Übungsleiterpauschale Gerichtsurteil im Finaztip-Newsletter

  • Hallo,


    im letzten Newsletter war von einem Urteil die Rede.


    Ich bin nicht sicher, ob ich das richtig verstanden habe. Bisher bin ich davon ausgegangen, dass die Ausgaben im Rahmen der Übungsleiterpauschale gar nicht berücksichtigt werden, weil es sich ja um eine Pauschale handelt. Also wenn ich z.

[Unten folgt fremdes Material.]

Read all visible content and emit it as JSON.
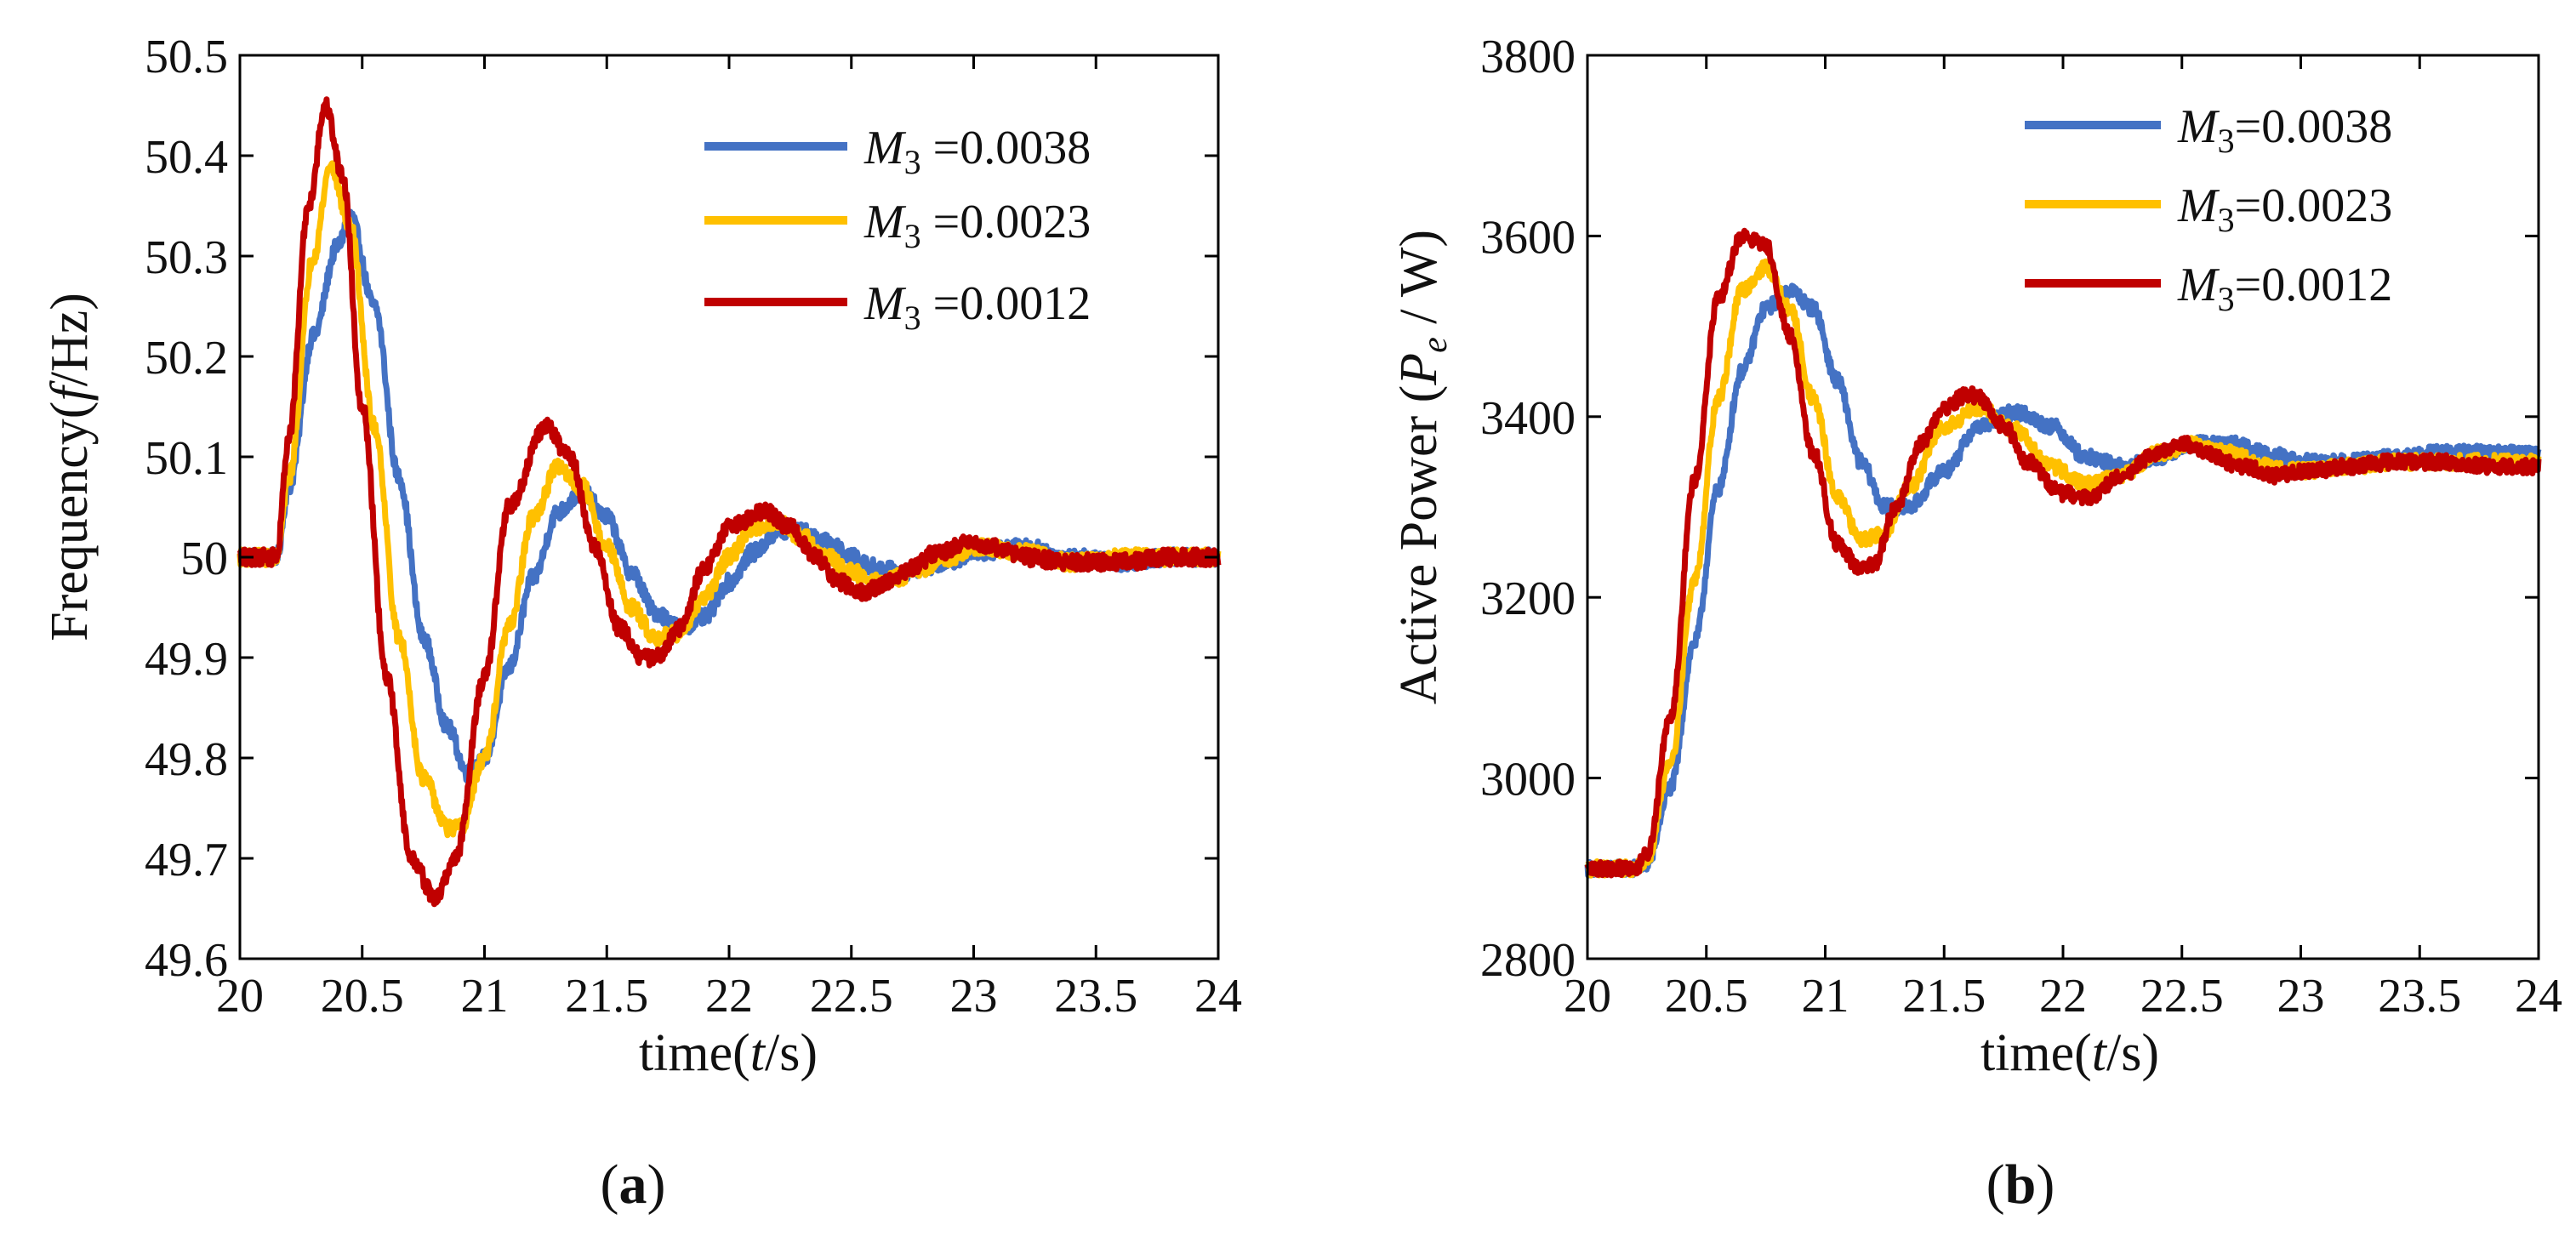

B. im Jahr 3000 Euro aus Übungsleitertätigkeit einnehme, dann kann ich nur die 2400 Euro davon abziehen und erst von den restlichen 600, die dann als selbstständige Tätigkeit berechnet würden, Werbungskosten abziehen, so hatte mir das damals jemand in der Hotline des Finanzamtes erzählt.


    Ich arbeite nämlich für einen Verein mit Kindern, da fahren wir z. B. auf Freizeiten etc. und dafür entstehen bei mir auch Kosten (Reisekosten, Materialien, Verpflegungsmehraufwand vielleicht sogar) und das rechne ich immer über diese Pauschale ab. das letzte Jahr war ich eh unter den 2400 €, aber das Jahr davor war ich z. B. darüber und falls ich zukünftig noch mal darüber komme, wäre für mich interessant das zu wissen.


    Liebe Grüße und einen schönen Tag :-)

  • Also, unser Steuerexperte sagt:


    "im folgenden Ratgeber
    https://www.finanztip.de/uebungsleiterpauschale/
    steht unter 5. ausführlich wie man einen Verlust aus einer Übungsleitertätigkeit geltend machen kann.
    Das neue BFH-Urteil stellt jetzt klar, dass ein Verlust auch dann möglich ist, wenn die Einnahmen sogar niedriger sind als die 2.400 Euro-Pauschale. Insofern bestätigt es die Berechnung des dort dargestellten Beispiels Tanzsport-Übungsleiter (FG Rheinland-Pfalz vom 23.5.2011). Manche Finanzämter haben das bislang anders berechnet."